Sticky-note security turned hotel gym into a hall of '80s horrors

April 9, 2026
Light yellow sticker with handwritten text have a nice day attached to white plastic wall
Photo by Ketut Subiyanto on Pexels

What happened?

It has been reported that a hotel gym was briefly commandeered by nothing more sinister than a Post-it. Allegedly, an employee of a company that sells and installs used cardio machines left the default admin PIN stuck to a treadmill, and a guest used it to log into the console and queue up ‘80s music videos — YouTube, not Netflix, it turns out. Front-desk staff reportedly thought the place was haunted. Awkward?
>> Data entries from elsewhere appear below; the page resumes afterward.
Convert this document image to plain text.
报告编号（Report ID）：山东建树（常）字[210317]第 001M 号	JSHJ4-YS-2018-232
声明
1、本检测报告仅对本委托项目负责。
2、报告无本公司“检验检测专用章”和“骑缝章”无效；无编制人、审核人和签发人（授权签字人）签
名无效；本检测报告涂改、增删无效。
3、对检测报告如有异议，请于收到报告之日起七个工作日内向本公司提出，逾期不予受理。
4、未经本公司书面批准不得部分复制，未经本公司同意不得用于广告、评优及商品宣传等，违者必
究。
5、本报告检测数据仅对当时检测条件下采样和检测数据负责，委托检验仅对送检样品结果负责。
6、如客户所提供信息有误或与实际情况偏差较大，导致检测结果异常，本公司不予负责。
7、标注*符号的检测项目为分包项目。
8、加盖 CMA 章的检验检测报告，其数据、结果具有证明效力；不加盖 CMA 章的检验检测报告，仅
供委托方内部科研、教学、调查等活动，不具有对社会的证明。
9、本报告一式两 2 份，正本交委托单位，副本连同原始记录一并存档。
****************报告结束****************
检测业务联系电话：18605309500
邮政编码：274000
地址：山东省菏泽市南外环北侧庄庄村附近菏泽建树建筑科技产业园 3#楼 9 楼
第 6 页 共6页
You bet.

The cleanup

The installer — identified in the tell-all as “JC” — said he’s taken the incident as a wake-up call. It has been reported that his team now isolates consoles on a guest VLAN, changes default passwords, disables USB ports, patches devices during burn-in and even locks network plates so cables can’t be swapped out by curious hands. Small changes, huge difference. No physical damage was done in this case, but the embarrassment cut deeper than a bad haircut.

Expert warning

Security pros say this should have been obvious. Merritt Maxim, VP and research director at Forrester Research, recommended restricting outgoing traffic at the firewall so the machines only talk to Netflix — or whatever vendor services them — and nothing else. Why? Because once an attacker gets console access, they could pivot and turn innocent-looking fitness equipment into command-and-control nodes. Sound far-fetched? Last week’s coffee-maker fiasco begs to differ.

The lesson

Here’s the takeaway: treat gym kit like any other networked device. No sticky notes, no default PINs, and no excuses. Who hasn't slapped a Post-it on something? Fine. But when that note lives on a treadmill, it’s not a shortcut — it’s an open door. Lock it down.